Mecha-Anime gibt es auch im "Yuri-Flavour". Das ist zumindest mal etwas Neues, hat aber ein paar kuriose Ecken und Kanten. Doch die Erfahrung lohnt sich.
Kannazuki no Miko
Alternative Namen: Priestesses of the Godless Month, Destiny of the Shrine Maiden
Genres: Mecha, Drama, Yuri
Episoden: 12
Stream verfügbar auf: Aktuell kein Streaming-Anbieter bekannt, nur zum Kauf verfügbar.

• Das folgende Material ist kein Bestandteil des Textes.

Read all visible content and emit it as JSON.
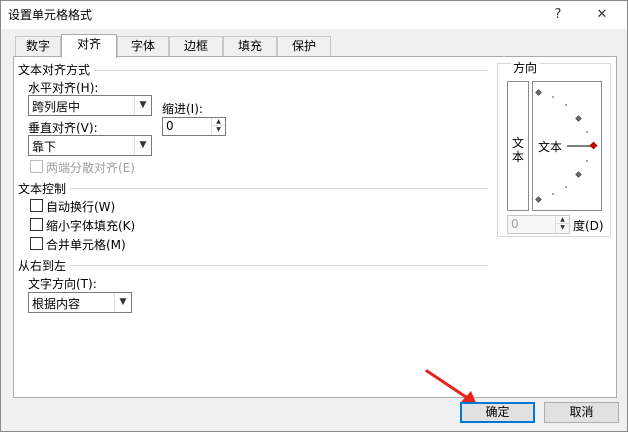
{
  "dialog": {
    "title": "设置单元格格式",
    "help_label": "?",
    "close_label": "✕"
  },
  "tabs": [
    {
      "label": "数字"
    },
    {
      "label": "对齐"
    },
    {
      "label": "字体"
    },
    {
      "label": "边框"
    },
    {
      "label": "填充"
    },
    {
      "label": "保护"
    }
  ],
  "active_tab": "对齐",
  "text_alignment": {
    "group_title": "文本对齐方式",
    "horizontal_label": "水平对齐(H):",
    "horizontal_value": "跨列居中",
    "vertical_label": "垂直对齐(V):",
    "vertical_value": "靠下",
    "indent_label": "缩进(I):",
    "indent_value": "0",
    "justify_distributed_label": "两端分散对齐(E)"
  },
  "text_control": {
    "group_title": "文本控制",
    "wrap_text_label": "自动换行(W)",
    "shrink_to_fit_label": "缩小字体填充(K)",
    "merge_cells_label": "合并单元格(M)"
  },
  "rtl": {
    "group_title": "从右到左",
    "direction_label": "文字方向(T):",
    "direction_value": "根据内容"
  },
  "orientation": {
    "group_title": "方向",
    "vertical_text": "文本",
    "dial_text": "文本",
    "degrees_value": "0",
    "degrees_label": "度(D)"
  },
  "footer": {
    "ok_label": "确定",
    "cancel_label": "取消"
  }
}
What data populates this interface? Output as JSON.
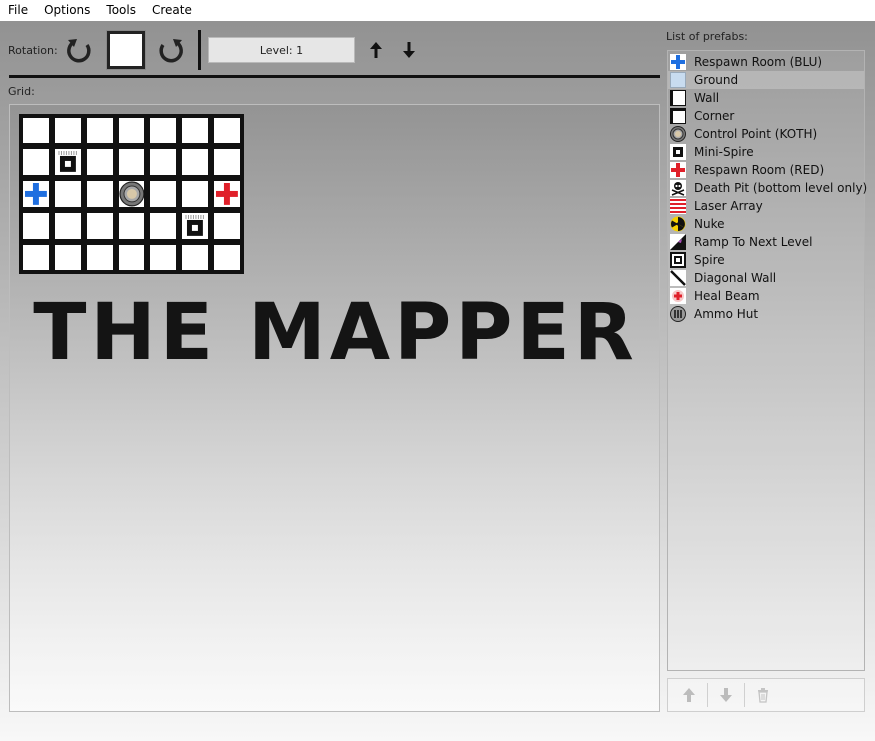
{
  "menu": [
    {
      "label": "File"
    },
    {
      "label": "Options"
    },
    {
      "label": "Tools"
    },
    {
      "label": "Create"
    }
  ],
  "toolbar": {
    "rotation_label": "Rotation:",
    "level_label": "Level: 1"
  },
  "grid": {
    "label": "Grid:",
    "title": "THE MAPPER",
    "rows": [
      [
        "ground",
        "ground",
        "ground",
        "ground",
        "ground",
        "ground",
        "ground"
      ],
      [
        "ground",
        "mini-spire",
        "ground",
        "ground",
        "ground",
        "ground",
        "ground"
      ],
      [
        "respawn-blu",
        "ground",
        "ground",
        "control-point",
        "ground",
        "ground",
        "respawn-red"
      ],
      [
        "ground",
        "ground",
        "ground",
        "ground",
        "ground",
        "mini-spire",
        "ground"
      ],
      [
        "ground",
        "ground",
        "ground",
        "ground",
        "ground",
        "ground",
        "ground"
      ]
    ]
  },
  "prefabs": {
    "label": "List of prefabs:",
    "items": [
      {
        "label": "Respawn Room (BLU)",
        "icon": "respawn-blu-icon",
        "selected": false
      },
      {
        "label": "Ground",
        "icon": "ground-icon",
        "selected": true
      },
      {
        "label": "Wall",
        "icon": "wall-icon",
        "selected": false
      },
      {
        "label": "Corner",
        "icon": "corner-icon",
        "selected": false
      },
      {
        "label": "Control Point (KOTH)",
        "icon": "control-point-icon",
        "selected": false
      },
      {
        "label": "Mini-Spire",
        "icon": "mini-spire-icon",
        "selected": false
      },
      {
        "label": "Respawn Room (RED)",
        "icon": "respawn-red-icon",
        "selected": false
      },
      {
        "label": "Death Pit (bottom level only)",
        "icon": "skull-icon",
        "selected": false
      },
      {
        "label": "Laser Array",
        "icon": "laser-array-icon",
        "selected": false
      },
      {
        "label": "Nuke",
        "icon": "radiation-icon",
        "selected": false
      },
      {
        "label": "Ramp To Next Level",
        "icon": "ramp-icon",
        "selected": false
      },
      {
        "label": "Spire",
        "icon": "spire-icon",
        "selected": false
      },
      {
        "label": "Diagonal Wall",
        "icon": "diagonal-wall-icon",
        "selected": false
      },
      {
        "label": "Heal Beam",
        "icon": "heal-beam-icon",
        "selected": false
      },
      {
        "label": "Ammo Hut",
        "icon": "ammo-hut-icon",
        "selected": false
      }
    ]
  },
  "colors": {
    "blu": "#1f6fe0",
    "red": "#e0202a",
    "ground": "#c8dcf0"
  }
}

In der Stadt Mahobara läuft die Zeit langsamer. Die beiden Studentinnen Himeko und Chikane könnten unterschiedlicher kaum sein: Während Himeko eher schüchtern und zurückhaltend ist, zeigt sich Chikane elegant, aber mutig. Im Geheimen treffen sie sich häufig und haben längst erkannt, dass sie einander lieben – etwas, zwischen das sicher nichts kommen lassen.
Doch am Geburtstag der beiden jungen Frauen beginnt eine düstere Stimme einen ihrer Freunde zu verderben und dafür zu sorgen, dass sie angegriffen werden. Dabei erwacht in den beiden die Macht der Mond- und Sonnen-Priesterin, die fortan häufiger benötigt wird, denn auf ein Unheil folgt schon bald das nächste.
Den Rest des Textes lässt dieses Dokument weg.